Le Magellan va être conduit
au port de commerce pour être démoli
de Charles Léger


 

 

Source : La Dépêche de Brest 15 septembre 1937

 

Cette fois, c'est bien fini.

La dernière des coques qui rappelait encore à Brest la marine à voiles, va disparaître.

Le Magellan, avec ses deux lignes de batteries, était longtemps, après sa réforme, demeuré ancré devant le quai de la flottille des sous-marins, à La Ninon.

 

Il y faillit un jour flamber.

Placé à quelques mètres de la jetée, il retenait là des nappes de gaz-oil provenant des bâtiments voisins et des parcs à mazout.

D'une chaloupe où l'on mettait bas les feux, on jeta à la mer des charbons ardents.

Le gaz-oil s'enflamma.

Le feu se répandit avec rapidité sur la mer et, en un instant, il atteignit l'arrière du Magellan !

 

La coque du navire, imprégnée de mazout à la ligne de flottaison, prit feu à son tour.

Les flammes étaient si hautes qu'elles gagnèrent les sabords, puis le carré des officiers.

 

Il fallut une heure d'efforts et la collaboration du personnel des flottilles et des pompiers pour se rendre maître du fléau.

 

Quelque temps après, le Magellan, pris en remorque, traversait la rade pour s'en aller discrètement cacher sa déchéance dans les sinuosités de l'Aulne.

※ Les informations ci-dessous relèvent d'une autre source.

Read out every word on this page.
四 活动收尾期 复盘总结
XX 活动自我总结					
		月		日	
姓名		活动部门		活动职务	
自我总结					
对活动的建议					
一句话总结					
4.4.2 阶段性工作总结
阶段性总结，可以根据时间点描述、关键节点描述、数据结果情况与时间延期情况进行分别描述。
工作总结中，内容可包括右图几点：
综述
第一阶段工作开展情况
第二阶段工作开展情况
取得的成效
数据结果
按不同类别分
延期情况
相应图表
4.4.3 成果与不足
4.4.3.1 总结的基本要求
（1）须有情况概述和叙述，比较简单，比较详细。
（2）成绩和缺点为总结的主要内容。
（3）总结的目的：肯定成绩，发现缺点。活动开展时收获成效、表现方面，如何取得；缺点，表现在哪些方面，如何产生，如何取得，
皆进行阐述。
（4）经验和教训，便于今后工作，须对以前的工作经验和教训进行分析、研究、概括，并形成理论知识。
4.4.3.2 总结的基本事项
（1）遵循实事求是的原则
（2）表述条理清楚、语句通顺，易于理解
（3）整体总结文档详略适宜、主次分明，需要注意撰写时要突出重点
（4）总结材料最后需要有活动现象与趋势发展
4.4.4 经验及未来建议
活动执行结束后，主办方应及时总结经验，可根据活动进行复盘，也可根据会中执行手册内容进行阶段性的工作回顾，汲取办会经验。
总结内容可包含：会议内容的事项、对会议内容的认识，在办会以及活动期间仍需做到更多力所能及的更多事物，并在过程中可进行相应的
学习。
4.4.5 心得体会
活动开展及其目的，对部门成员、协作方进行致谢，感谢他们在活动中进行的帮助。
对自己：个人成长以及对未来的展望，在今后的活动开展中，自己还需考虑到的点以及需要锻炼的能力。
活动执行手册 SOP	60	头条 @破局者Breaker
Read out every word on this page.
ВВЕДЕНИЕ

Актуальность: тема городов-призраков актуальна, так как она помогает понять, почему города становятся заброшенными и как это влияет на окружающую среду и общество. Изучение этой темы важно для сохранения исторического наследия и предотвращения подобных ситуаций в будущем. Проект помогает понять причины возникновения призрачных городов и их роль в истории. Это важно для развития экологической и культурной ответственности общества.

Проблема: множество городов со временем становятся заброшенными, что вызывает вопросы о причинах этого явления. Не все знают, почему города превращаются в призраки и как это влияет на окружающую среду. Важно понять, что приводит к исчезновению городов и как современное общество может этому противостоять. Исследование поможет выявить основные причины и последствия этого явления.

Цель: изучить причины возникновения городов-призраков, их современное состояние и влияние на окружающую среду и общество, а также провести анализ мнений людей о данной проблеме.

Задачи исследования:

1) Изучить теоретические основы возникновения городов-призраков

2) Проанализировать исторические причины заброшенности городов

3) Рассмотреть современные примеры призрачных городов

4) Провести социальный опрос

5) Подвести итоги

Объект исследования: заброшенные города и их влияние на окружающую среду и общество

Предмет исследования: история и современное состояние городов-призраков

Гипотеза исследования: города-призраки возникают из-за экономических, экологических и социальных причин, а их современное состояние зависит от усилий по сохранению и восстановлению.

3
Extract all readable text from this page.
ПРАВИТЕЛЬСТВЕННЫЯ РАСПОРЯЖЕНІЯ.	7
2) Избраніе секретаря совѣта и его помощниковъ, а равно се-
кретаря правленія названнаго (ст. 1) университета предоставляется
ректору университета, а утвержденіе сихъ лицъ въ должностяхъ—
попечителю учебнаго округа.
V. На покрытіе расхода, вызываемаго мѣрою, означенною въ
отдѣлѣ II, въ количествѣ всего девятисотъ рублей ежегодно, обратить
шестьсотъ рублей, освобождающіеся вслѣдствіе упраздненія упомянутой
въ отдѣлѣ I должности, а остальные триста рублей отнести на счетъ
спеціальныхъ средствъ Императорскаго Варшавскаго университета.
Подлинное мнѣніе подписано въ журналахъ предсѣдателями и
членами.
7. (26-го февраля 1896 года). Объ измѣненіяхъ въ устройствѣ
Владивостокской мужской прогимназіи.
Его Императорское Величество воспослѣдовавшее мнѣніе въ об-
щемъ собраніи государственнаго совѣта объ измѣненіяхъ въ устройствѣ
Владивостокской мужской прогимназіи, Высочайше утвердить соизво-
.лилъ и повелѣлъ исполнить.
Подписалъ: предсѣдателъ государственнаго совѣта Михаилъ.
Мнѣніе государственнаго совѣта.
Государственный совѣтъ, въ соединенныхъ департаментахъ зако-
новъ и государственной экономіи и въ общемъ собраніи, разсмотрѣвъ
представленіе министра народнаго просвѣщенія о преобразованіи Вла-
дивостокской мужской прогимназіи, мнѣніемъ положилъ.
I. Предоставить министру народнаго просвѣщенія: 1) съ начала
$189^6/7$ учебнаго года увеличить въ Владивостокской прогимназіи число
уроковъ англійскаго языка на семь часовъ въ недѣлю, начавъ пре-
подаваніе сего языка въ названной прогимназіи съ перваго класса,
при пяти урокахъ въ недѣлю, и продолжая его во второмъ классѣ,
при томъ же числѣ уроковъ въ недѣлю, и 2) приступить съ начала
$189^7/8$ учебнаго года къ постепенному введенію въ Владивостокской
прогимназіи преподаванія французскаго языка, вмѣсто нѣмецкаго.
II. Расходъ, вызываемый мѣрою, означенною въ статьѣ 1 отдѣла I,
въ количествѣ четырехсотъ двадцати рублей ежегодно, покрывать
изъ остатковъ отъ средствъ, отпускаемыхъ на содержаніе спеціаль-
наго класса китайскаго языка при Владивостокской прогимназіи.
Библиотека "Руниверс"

Rasé comme un ponton, il allait attendre là, près de la flotte de réserve et réformée de Landévennec, sa définitive condamnation.

 

Mis en vente, il était acquis par les chantiers de démolition Lhermitte.

C'est ainsi qu'on le vit reparaître, il y a des mois, au large de la grève du gaz, où on le mouilla devant les barges à demi démantelées de la flotte d'État.

 

Dans quelques jours, le Magellan sera conduit à l'extrémité de la jetée de l'Est, où les démolisseurs en prendront possession.

 

Il y recevra sans doute de nombreuses visites, ne fût-ce que celles des marins qui le connurent au temps de sa splendeur.

Bon nombre d'entre eux pourront encore évoquer les souvenirs de voyages qu'ils firent au vent de ses voiles.

 

Longtemps le Magellan fit le transport des forçats à Nouméa.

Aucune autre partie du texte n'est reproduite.